/SetSim.pytorch

Exploring Set Similarity for Dense Self-supervised Representation Learning (CVPR 2022)

Primary LanguagePython

[CVPR 2022] Exploring Set Similarity for Dense Self-supervised Representation Learning

This is a PyTorch implementation of our paper.

@inproceedings{wang2022exploring,
  title={Exploring set similarity for dense self-supervised representation learning},
  author={Wang, Zhaoqing and Li, Qiang and Zhang, Guoxin and Wan, Pengfei and Zheng, Wen and Wang, Nannan and Gong, Mingming and Liu, Tongliang},
  booktitle={Proceedings of the IEEE/CVF Conference on Computer Vision and Pattern Recognition},
  pages={16590--16599},
  year={2022}
}

Requirements

  • Python >= 3.7.12
  • PyTorch >= 1.10.2
  • torchvision >= 0.11.3

Install PyTorch and ImageNet dataset following the official PyTorch ImageNet training code.

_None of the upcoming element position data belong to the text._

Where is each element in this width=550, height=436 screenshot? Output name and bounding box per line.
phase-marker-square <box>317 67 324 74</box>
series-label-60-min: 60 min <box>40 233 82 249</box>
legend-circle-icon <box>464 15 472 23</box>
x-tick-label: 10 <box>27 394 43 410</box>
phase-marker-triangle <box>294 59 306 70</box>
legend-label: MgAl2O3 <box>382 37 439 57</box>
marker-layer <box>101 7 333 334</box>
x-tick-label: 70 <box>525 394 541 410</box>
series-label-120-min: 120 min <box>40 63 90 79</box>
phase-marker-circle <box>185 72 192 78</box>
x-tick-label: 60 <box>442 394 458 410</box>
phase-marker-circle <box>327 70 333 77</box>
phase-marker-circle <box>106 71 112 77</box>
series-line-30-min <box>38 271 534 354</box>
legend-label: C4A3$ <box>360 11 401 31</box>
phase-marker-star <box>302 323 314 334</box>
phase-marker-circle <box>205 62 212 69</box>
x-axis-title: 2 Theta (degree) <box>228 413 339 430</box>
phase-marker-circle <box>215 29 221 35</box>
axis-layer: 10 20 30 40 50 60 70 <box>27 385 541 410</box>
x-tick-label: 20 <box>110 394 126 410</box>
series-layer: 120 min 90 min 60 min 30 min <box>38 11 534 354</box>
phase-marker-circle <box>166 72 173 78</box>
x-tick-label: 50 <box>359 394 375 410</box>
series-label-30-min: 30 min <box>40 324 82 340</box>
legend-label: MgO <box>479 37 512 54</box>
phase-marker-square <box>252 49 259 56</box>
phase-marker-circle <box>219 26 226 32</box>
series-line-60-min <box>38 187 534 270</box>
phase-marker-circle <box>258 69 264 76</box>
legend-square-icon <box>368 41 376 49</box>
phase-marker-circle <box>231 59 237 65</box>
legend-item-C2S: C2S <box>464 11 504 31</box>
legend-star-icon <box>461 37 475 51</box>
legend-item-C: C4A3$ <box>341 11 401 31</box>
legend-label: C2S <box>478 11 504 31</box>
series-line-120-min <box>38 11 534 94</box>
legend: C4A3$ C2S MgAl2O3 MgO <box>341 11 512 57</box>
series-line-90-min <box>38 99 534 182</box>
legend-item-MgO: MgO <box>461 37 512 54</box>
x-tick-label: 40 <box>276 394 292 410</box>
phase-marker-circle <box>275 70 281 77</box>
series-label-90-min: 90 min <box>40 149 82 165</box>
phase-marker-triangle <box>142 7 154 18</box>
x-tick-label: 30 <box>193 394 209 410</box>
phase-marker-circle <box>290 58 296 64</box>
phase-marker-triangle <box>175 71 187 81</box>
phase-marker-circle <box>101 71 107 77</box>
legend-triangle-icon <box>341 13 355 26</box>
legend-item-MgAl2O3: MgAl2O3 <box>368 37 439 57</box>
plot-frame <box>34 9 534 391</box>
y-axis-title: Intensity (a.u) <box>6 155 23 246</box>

For other dependencies, please run:

pip install -r requirements.txt

Unsupervised Pre-training

This implementation only supports multi-gpu, DistributedDataParallel training, which is faster and simpler; single-gpu or DataParallel training is not supported.

To do unsupervised pre-training of a ResNet-50 model on ImageNet in an 8-gpu machine, please run:

bash train_pretrain.sh

Linear Classification

With a pre-trained model, to train a supervised linear classifier on frozen features/weights in an 8-gpu machine, please run:

bash train_lincls.sh

Fine-tuning on Pascal VOC object detection

With a pre-trained model, to fine-tune a Faster R-CNN on unfrozen features/weights in an 8-gpu machine, please run:

bash train_det.sh

License

This project is under the MIT license. See the LICENSE file for more details.